Kasus lainnya terjadi pada dini hari tanggal 30 Agustus, di kantor polisi Bairro Alto. Seorang pria yang ditahan dengan pisau menjadi sasaran pukulan, tendangan dan ancaman pembunuhan. Menurut jaksa, a agen memotong rambut gimbalnya dengan pisaunya disita, dalam momen yang difilmkan dan dibagikan ke jaringan internal polisi, di mana muncul komentar-komentar homofobik dan hasutan untuk melakukan kekerasan.
Pada malam yang sama, di kantor polisi Rato, seorang imigran Maroko dipukuli selama beberapa jam dengan tongkat yang bisa dipanjangkan. Anggota parlemen tersebut juga menggambarkan percobaan pemerkosaan dengan tongkat, yang hanya dapat dihentikan dengan campur tangan atasan hierarkis. Selama penyerangan, korban dipermalukan dan terpaksa mencium sepatu bot agen tersebutdengan agen mengatakan kepadanya: “beija, cium, cium, cium” atau “Selamat datang di Portugal”.

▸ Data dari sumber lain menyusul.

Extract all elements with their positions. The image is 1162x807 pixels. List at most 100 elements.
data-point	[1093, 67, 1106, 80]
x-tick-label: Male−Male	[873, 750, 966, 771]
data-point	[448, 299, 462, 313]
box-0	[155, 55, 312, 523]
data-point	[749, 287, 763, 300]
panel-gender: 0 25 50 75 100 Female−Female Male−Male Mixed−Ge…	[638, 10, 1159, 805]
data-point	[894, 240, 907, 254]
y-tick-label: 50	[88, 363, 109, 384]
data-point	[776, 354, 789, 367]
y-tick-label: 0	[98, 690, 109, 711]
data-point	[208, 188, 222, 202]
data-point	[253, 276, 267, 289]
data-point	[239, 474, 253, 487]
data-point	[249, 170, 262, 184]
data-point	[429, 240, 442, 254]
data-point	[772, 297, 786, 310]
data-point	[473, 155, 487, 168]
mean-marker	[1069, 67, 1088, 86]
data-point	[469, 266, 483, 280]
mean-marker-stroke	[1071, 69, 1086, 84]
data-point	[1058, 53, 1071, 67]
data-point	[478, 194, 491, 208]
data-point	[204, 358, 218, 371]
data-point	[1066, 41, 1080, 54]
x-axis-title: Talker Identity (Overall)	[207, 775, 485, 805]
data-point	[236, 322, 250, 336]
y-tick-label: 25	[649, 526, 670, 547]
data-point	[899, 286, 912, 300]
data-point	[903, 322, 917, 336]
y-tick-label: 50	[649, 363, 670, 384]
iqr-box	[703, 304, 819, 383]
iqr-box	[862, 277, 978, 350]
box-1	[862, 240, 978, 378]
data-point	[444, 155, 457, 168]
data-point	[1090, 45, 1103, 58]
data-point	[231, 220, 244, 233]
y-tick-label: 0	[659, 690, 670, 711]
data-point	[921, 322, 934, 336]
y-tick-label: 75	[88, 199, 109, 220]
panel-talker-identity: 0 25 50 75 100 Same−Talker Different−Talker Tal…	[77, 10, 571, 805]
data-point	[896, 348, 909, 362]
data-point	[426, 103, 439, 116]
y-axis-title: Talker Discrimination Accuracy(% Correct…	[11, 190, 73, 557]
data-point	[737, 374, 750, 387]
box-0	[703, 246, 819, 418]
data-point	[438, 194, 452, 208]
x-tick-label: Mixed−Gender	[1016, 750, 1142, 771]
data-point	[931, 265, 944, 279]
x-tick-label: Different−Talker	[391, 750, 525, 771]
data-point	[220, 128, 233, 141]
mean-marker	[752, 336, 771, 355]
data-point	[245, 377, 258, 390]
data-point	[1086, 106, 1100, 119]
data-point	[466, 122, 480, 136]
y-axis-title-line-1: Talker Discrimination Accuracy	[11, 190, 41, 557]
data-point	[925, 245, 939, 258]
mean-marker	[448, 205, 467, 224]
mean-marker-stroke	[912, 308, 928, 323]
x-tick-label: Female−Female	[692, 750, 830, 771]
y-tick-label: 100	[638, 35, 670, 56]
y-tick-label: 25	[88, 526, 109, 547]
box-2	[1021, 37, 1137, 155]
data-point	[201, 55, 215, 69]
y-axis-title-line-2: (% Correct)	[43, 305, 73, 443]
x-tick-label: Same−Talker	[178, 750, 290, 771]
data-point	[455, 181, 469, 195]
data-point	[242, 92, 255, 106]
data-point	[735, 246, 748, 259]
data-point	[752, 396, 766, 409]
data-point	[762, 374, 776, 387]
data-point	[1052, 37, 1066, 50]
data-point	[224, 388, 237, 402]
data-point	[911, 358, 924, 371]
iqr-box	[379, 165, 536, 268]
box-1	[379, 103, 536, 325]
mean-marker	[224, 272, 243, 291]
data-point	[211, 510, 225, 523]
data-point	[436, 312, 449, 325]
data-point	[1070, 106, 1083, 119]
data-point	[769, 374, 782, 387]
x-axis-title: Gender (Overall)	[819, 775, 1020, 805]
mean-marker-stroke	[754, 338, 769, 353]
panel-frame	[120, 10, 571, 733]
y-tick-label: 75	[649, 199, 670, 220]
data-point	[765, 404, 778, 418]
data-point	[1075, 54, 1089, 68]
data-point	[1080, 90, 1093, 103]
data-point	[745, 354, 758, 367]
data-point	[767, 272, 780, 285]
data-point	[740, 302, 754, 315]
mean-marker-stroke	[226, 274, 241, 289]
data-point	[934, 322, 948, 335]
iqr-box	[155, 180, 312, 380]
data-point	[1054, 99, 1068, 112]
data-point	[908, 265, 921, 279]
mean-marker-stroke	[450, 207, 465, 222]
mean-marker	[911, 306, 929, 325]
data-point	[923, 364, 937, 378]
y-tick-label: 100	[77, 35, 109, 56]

Episode itu juga difilmkan dan dibagikan di grup WhatsApp. Pria tersebut akhirnya ditemukan tak sadarkan diri di jalan umum. Kemudian, dia diserang lagi oleh agen yang sama, meninggalkan dia dengan a cedera mata permanen. Korban tidak pernah mengajukan pengaduan, karena takut tidak dipercaya.
Anggota parlemen mengklasifikasikan fakta-fakta tersebut sebagai “sangat serius”, dengan menyoroti pelanggaran hak asasi manusia yang tidak disengaja dan dampaknya terhadap kepercayaan masyarakat. Kedua agen tersebut, yang ditempatkan di kantor polisi Rato, telah ditahan secara preventif sejak Juli 2024, menyusul penyelidikan yang dimulai atas pengaduan dari manajemen nasional PSP sendiri.